More than one commenter, in the course of this weekend series I’m doing on HV on the blog has asked me ‘what are you trying to achieve?’ Well, this paragraph answers that question. Namely, that as a member of the Church I have a duty to proclaim humbly but firmly the entire moral law, both natural and evangelical. I must not declare lawful that which is unlawful, since it is opposed to the true good of man. And in doing this, I am convinced that I am contributing to the creation of a truly human civilization. And, I am trying to help people.

It cannot be stressed too much that the Church’s self-understanding is that it is not the author of these laws, but the servant of God who is the author of these laws. Those who honestly want, expect, and even demand with considerable emotion that the Church change its teachings are really asking the Church to betray God, as we understand God.

I fully realize that many people (not all, but many) have a different understanding of God than that of orthodox Catholic teaching, and a different understanding of what God asks of us in the area of human sexual morality in particular. But we who are Catholics of orthodox faith believe the doctrine that is encapsulated, in a sense, in HV, of the divine and human meaning of human sexuality and its implications for what is or is not moral sexual behavior, is from God, and we deny or alter it at the price of rejecting God, rejecting Christ.

For us, in other words, to change these teachings would be to consign ourselves to Hell. For others who sincerely and in good conscience do not believe that this doctrine is from God, it may not be so – I firmly and totally leave the judgment of hearts to the One whose job it is.
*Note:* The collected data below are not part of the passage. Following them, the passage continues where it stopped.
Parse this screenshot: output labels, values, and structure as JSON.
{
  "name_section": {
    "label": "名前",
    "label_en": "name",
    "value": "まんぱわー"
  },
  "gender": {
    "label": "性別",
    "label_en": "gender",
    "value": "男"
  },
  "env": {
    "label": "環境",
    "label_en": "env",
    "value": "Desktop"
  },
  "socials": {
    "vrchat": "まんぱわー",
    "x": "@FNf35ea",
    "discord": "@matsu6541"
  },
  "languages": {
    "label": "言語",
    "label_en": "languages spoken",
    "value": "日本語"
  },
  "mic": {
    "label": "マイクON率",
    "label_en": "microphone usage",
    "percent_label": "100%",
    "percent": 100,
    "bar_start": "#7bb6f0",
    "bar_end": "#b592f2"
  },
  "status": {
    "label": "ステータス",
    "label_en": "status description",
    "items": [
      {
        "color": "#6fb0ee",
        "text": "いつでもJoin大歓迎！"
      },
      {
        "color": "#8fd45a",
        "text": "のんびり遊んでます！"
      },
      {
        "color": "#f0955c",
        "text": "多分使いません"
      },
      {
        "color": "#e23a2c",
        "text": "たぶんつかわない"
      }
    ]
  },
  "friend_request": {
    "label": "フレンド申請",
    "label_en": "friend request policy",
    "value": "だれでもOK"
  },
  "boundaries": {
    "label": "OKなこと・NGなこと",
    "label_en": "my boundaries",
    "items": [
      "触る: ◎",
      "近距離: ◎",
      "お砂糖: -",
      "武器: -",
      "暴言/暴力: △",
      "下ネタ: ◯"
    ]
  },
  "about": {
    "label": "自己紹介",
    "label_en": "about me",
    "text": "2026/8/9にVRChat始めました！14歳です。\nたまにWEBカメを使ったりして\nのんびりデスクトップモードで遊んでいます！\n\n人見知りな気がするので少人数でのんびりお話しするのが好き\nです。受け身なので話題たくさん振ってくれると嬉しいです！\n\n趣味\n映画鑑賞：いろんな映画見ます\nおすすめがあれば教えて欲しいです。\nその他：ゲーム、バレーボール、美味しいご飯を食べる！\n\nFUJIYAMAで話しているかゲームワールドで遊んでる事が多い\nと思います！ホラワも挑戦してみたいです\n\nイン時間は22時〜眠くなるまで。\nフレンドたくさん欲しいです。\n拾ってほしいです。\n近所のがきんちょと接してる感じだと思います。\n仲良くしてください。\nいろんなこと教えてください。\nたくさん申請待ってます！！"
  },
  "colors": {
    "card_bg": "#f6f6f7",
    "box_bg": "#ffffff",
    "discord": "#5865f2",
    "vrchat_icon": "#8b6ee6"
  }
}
But for those of us who have received the ancient Catholic faith of the ages, believe it to be of divine origin, and affirm its truth (which is what I mean by the phrase ‘orthodox Catholic’), to deny this faith because lots of people do not like it would be precisely and simply, to be damned.

Well, I’m damned if I’ll do that! I like having people like me as much as the next guy, and I’m not really a quarrelsome fellow, particularly. But so be it. It helps that I do, in fact, personally know lots and lots of people—hundreds, really, since as a priest with twenty-plus years of ministry to families, I have met quite a few faithful, orthodox Catholic believers—who are striving to live the Church’s sexual teachings, either by living chastely as single people, abstaining from sex until marriage, or by living their married sexuality according to the law of God taught by the Church.

And they are not miserable people, in general. Life is hard, for everyone really, and so we can never paint a rosy idyllic picture of human life in this world no matter what moral path a person takes. But the fruits of obedience to God’s laws as taught by the Church that I have seen in my years of ministry have given me nothing but confirmation that the Church is indeed right, that it is the servant of human happiness, and that it is contributing to building a genuine human civilization.

And the fruits of disobedience to the laws of God as taught by the Church that I have observed in my life have, to put it politely and simply, given me no reason to doubt the Church’s wisdom in this matter. And so I will continue to teach the orthodox Catholic faith. Why? Because I believe it to be true, and truth is a good thing.